Back on Thetis Corinna made us ziti with a fresh tomato sauce which we ate with a nice red Limnian wine. The view of the stars in this wonderful cove was as spectacular as usual.
Tuesday August 24, 1999, Day 42
Corinna woke me up at 3:30 AM so that we could leave as early as possible because of the long passage ahead of us for Pythagorio, Samos. By 0430 everything was ready and we raised the anchor. There were some clouds which hid the moon but the stars were all shining. It was lovely. The wind was 10-16 knots from the N. We raised the main, still on the 1st reef, and opened the genoa. We sailed very nicely for a while. The sunrise was at 0640 and we all enjoyed it.
After sunrise the wind freshened to 27 knots and I started reducing the headsail. I suppose that I was not very careful in securing the roller-reefing line because while I was trimming the sail the line came loose and all of the big genoa was unwound and started flapping into the gusty wind. When I tried to roll it back-in the roller was jammed. The line had not wound properly and there were overrides which caused the jam. It took the combined effort of Corinna and me, Corinna at the end of the line pulling and letting go at my hand signals, while I was at the bow with a large screw driver un-jamming the drum. All this in fairly rough seas which drenched me while the genoa was flapping with an ear splitting noise. Mark slept through the whole episode.

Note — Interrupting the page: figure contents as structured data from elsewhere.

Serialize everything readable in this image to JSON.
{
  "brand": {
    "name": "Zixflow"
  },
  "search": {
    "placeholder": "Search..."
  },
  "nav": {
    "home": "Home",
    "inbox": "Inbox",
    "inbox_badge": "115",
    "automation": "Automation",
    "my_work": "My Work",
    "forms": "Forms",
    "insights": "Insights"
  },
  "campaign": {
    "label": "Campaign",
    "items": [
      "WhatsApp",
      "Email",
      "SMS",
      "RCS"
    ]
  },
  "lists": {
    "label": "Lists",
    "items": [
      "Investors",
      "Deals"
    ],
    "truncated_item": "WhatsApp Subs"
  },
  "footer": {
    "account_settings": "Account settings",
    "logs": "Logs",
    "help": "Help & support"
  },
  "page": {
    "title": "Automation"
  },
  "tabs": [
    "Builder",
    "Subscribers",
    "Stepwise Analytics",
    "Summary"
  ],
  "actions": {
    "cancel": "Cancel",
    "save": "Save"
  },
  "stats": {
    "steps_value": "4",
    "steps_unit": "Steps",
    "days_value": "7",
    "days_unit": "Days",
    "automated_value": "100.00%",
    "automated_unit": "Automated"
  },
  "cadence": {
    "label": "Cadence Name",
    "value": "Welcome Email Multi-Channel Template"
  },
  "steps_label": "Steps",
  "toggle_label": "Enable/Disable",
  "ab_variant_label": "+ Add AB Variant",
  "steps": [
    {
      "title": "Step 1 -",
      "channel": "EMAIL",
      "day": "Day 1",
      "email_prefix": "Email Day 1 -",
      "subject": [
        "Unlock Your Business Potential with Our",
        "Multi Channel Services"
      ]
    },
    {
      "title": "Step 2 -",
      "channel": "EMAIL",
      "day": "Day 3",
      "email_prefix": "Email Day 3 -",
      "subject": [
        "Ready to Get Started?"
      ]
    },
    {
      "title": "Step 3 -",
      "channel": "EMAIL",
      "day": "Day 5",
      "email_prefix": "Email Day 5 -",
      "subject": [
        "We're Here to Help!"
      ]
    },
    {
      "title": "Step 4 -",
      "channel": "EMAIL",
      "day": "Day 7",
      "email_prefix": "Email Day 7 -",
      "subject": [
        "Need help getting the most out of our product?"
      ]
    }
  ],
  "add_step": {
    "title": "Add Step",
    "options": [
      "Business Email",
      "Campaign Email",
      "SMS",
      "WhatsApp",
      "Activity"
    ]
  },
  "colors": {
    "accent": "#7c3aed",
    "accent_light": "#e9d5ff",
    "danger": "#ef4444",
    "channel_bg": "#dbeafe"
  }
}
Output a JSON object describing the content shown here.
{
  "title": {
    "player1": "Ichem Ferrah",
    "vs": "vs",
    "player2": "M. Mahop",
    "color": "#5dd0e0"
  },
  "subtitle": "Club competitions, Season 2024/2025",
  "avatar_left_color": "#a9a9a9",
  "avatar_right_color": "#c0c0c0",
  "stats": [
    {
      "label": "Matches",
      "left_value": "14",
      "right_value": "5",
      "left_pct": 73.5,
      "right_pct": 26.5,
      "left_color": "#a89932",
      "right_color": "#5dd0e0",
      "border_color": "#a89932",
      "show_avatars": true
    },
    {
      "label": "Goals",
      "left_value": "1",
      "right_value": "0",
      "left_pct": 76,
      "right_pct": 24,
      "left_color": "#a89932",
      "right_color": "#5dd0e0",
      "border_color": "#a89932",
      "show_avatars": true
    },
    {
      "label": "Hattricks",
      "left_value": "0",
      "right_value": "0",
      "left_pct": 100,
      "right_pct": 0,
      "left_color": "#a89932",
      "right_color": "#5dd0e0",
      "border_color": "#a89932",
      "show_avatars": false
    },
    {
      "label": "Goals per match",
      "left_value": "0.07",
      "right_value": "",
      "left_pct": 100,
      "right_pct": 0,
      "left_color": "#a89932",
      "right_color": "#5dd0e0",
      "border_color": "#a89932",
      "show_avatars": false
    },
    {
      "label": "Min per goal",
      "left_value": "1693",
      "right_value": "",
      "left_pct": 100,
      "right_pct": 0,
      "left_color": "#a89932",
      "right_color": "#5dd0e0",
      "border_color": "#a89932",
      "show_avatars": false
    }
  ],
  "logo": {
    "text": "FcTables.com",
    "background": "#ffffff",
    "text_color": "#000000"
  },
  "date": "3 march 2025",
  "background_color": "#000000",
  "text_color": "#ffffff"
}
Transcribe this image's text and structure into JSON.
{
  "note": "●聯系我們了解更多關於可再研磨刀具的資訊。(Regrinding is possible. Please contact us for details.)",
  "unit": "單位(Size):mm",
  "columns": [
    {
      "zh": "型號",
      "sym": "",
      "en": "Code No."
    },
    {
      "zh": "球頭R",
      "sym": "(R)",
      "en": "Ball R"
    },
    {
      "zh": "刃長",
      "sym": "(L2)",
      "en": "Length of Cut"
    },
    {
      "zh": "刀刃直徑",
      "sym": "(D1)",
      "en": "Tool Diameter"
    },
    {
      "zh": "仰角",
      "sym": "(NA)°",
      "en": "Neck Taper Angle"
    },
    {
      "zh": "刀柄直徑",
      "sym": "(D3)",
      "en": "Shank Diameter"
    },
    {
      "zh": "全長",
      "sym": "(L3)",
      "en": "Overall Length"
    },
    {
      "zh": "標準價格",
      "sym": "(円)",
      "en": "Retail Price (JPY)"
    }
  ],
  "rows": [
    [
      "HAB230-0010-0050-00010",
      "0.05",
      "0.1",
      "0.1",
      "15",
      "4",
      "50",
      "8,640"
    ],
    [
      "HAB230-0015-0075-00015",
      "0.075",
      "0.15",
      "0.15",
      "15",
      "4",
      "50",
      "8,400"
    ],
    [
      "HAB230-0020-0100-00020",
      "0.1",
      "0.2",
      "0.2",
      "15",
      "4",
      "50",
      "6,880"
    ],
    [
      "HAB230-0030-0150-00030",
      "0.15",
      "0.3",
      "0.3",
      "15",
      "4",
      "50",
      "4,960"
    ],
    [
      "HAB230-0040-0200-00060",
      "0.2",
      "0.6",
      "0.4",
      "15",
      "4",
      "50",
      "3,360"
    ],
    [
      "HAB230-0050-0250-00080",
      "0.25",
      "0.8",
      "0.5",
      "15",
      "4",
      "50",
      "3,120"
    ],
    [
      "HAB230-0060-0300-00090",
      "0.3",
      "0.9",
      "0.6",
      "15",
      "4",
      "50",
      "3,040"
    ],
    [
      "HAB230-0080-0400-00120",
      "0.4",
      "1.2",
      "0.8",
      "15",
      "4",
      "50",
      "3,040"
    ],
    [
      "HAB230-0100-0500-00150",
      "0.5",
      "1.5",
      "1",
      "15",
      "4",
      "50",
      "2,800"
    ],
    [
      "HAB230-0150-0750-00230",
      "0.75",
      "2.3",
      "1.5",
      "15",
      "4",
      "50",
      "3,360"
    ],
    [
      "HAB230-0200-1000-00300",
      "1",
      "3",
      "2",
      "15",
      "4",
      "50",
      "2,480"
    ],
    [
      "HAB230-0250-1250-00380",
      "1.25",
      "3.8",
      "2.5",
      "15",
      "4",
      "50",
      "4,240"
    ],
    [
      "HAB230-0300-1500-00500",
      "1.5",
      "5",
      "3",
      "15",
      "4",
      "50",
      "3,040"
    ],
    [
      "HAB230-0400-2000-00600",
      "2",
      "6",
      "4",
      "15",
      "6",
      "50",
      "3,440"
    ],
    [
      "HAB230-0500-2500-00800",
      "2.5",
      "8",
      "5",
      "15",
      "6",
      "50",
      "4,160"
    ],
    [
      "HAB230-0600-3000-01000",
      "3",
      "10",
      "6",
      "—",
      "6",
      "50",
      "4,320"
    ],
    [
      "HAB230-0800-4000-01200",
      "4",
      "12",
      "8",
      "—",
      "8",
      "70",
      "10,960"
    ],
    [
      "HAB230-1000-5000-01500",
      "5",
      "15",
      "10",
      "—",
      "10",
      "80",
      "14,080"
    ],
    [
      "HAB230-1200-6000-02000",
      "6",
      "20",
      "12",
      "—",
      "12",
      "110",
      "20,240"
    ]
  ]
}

When the headsail was all rolled-in we had a slow sail but I was too tired for hard sailing. After some rest, we opened some of the genoa. Now we were doing better than 7 knots. I left Corinna to watch and I slept for a while. When I woke up I made a potato salad for lunch despite the large waves and the motion of the boat. By this time, we had a solid 40 knot wind with higher gusts, this is a force 8 gale. After reducing the main to its 2nd reef the ride was less wild and we enjoyed our potato salad. We had a nice fast broad reach sail.
Since today is our 32 wedding anniversary, I called Alice. She was glad that we were on our way to Samos. I did not mention gales to her. As we were approaching Cape Prasso, the easternmost point of Samos, the wind increased to 45 knots with gusts over 55 knots. Now we were in a force 9 “strong gale.” Thetis, as usual, rode the waves beautifully. Of course, had we been sailing against this wind our life would be very miserable. Before rounding the cape we rolled-in the headsail and continued with the main alone. At the other side of the cape the waves disappeared but the wind if anything increased. At Cape Gatos, at the entrance of the Mycale channel, we were facing severe headwinds with violent gusts but we kept on sailing. I just kept my hands on the main sheet line continually adjusting it by easing during the gusts. The going from the channel to Pythagorio was tough with lots spray as the waves increased again after exiting the channel.
We arrived in Pythagorio [37° 41.2' N 26° 57' E] after covering 78.2 M at 1750. Although the harbor was crowded, we managed to squeeze between two boats. The delivery skipper of one of these, a 55' Beneteau from Vernicos Yachts, was in a hurry to leave and catch a plane but he agreed that I could adjust his docking lines to make room for Thetis. Slowly we edged our way to the quay. We had arrived. During this whole voyage we had not experienced any major failures other than possibly a bad alternator. Not bad!
At the Limenarchio they wanted to know all about the trip to the Black Sea as this is to them a very exotic and distant destination. They were also particularly interested if we had seen the solar eclipse and how about the earthquake? …
The total distance we traveled from Myrina, Limnos to Pythagorio, Samos was 220 M and 38.4 travel hours.